Alecensa gets its first-mover adjuvant label
After Roche followed through on its promise to deliver “unprecedented” data with Alecensa in adjuvant ALK-positive NSCLC the FDA has upheld its end of the bargain, yesterday approving the drug for this use a month before its 22 May PDUFA date. The move, based on the Alina trial that featured in last year’s ESMO late-breaker, makes Alecensa the first ALK inhibitor available for perioperative use, specifically in stage IB to IIIA NSCLC that’s been resected and is positive for ALK. This gives Alecensa first-mover advantage in a perioperative targeted lung cancer niche, and a surprising finding is how little competitor activity there is here: Xcovery/Betta’s ensartinib and Pfizer’s Xalkori are the only other ALK inhibitors being tested in phase 3 in adjuvant NSCLC, but the latter’s trial, Alchemist, is academic-sponsored. There’s more activity in the neoadjuvant setting, though Alecensa’s own Alneo trial is a phase 2, and the ALK space overall is being shaken up by next-generation approaches.

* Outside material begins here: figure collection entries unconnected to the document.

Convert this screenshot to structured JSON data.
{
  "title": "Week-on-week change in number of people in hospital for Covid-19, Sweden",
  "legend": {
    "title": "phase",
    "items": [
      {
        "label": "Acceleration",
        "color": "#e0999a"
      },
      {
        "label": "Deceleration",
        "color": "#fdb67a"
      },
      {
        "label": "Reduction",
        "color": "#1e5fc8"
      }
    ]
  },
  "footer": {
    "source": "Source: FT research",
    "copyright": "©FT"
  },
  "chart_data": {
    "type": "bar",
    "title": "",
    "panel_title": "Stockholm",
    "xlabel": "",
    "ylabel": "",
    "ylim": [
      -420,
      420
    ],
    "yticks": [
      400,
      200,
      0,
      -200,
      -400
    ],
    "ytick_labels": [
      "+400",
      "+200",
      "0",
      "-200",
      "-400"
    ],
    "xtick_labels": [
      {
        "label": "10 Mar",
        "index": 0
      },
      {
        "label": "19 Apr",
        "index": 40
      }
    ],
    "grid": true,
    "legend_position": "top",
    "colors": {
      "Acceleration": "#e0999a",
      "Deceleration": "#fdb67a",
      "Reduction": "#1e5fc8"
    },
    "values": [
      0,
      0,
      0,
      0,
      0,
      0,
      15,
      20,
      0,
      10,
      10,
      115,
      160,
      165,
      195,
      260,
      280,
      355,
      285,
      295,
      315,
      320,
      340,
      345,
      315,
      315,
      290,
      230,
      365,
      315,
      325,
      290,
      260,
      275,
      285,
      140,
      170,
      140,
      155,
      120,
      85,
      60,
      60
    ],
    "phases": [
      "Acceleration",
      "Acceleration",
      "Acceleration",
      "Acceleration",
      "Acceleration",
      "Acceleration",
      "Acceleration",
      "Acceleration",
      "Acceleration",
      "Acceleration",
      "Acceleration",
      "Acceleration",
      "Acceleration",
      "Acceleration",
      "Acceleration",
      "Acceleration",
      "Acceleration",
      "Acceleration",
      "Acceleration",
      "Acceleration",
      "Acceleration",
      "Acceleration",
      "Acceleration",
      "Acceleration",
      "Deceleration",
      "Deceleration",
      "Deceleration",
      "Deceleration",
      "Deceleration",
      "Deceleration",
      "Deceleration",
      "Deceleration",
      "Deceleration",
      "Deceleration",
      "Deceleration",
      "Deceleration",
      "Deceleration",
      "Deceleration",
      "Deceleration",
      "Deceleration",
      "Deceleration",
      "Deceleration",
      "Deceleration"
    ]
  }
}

Phase 3 studies of ALK inhibitors in adjuvant NSCLC
Trial | Drug | Setting | Design | Data |
---|---|---|---|---|
Alina (US approved setting) | Alecensa (Roche) | Stage IB-IIIA | Vs platinum chemo | Disease-free survival HR=0.24 (same in ITT as in stage II-IIIA subgroup) |
BTP-42338 | Ensartinib (Xcovery/Betta) | Stage II-IIIA | Vs placebo | Readout expected mid-2025 (enrolment completed Sep 2023) |
Alchemist* | Xalkori (Pfizer) | Stage IB-IIIA | Vs observation | Primary completion 2036 (earlier 2022) |
Note: *investigator sponsored. Source: OncologyPipeline.